Из былого память возвращала моих бабушку и деда. “Чего дверь-то расхлябянил? Избу выстудишь!” - бывало, ворчит бабушка. Не ласково, но не обидно. Или: “Трандычишь! Ты слово-то «пожуй» сперва” - осаживал порой дед. Каковы словечки!

Почему мы, теперешние, ту же мысль не выскажем, а выплюнем: «Фильтруй базар», например?

Простые обыкновенные слова в устах деда Васи часто становились ласкательными, отношение к предмету разговора – участливым. “Домишко-то у него низёхонький да плохонький. Того и гляди – сковырнётся”. – Этак вот – про развалюху спившегося односельчанина. “Кошу, а пёнышки – вряд. Как гляну, аж сердце захолонёт”. – Это про то, как пьяная компания посадку порубила, а пеньки деду покоя не дают. Или: “Гляжу – опёнышки вкруг сосны хороводят”. Ну, чем не поэт дед Вася? Наши ли словечки!

Кстати, почему «дед Вася», а не Василий Семёнович, например? Или дядя Вася? Не потому ли так необычно представился, что добротой переполнен? Готов загодя каждого внучонком назвать.

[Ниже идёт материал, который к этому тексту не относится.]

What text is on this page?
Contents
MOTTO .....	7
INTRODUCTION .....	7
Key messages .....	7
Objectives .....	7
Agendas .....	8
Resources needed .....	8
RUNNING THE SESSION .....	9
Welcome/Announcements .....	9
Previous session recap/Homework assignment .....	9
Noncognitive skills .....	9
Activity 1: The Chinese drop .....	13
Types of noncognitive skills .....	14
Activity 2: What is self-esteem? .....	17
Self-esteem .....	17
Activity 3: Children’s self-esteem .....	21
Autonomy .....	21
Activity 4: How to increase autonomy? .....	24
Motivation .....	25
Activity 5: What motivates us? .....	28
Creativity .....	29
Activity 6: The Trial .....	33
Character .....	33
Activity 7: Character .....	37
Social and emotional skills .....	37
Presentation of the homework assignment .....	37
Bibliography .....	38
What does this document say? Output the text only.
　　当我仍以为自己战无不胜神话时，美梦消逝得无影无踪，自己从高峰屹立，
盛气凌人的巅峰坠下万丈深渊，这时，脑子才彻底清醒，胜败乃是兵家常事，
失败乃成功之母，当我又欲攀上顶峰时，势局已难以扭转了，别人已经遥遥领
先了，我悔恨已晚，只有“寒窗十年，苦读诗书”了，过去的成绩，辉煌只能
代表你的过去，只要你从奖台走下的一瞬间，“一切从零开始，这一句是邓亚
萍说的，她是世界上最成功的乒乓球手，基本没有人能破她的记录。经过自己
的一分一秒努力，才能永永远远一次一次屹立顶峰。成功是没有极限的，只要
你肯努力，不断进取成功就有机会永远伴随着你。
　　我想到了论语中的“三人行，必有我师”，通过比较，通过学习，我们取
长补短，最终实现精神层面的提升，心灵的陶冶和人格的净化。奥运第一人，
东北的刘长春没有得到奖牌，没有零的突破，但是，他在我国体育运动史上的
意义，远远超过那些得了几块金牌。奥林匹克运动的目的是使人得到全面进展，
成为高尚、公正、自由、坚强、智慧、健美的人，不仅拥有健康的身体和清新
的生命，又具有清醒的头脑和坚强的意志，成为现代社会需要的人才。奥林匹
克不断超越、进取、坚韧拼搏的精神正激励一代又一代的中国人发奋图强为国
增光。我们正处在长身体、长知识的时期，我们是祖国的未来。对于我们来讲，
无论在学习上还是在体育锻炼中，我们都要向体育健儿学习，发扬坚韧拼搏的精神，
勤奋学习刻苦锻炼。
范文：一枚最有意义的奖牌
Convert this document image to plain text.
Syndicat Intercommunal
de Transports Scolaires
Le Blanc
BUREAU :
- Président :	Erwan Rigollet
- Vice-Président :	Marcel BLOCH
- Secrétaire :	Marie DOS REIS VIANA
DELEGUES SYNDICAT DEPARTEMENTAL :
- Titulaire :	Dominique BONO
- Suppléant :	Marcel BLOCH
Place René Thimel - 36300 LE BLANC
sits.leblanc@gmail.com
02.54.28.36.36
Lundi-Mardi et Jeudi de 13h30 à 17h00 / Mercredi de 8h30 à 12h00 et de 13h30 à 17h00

В больнице с дедом Васей мы лежали осенью. После не встречались. А летом проезжал я мимо его деревни. Притормозил. Дай-ка, думаю, разузнаю про него. Это оказалось не сложно. Первая же старушка на мой вопрос, перекрестившись, ответила: “Не дожил он до лета. Весной схоронили. Царство ему небесное”.

Сколько уж лет с той поры прошло. Выветрились из памяти больничные переживания, разгладились на теле операционные швы, не помню имён и лиц лежавших в палате мужиков. Но что-то не даёт забыть мне светлый образ высокого кряжистого старика, его окающий говорок, да греющие душу байки. А в них – «стрекозушки, пёнышки, опёнышки» – добрые и близкие моему сердцу словечки.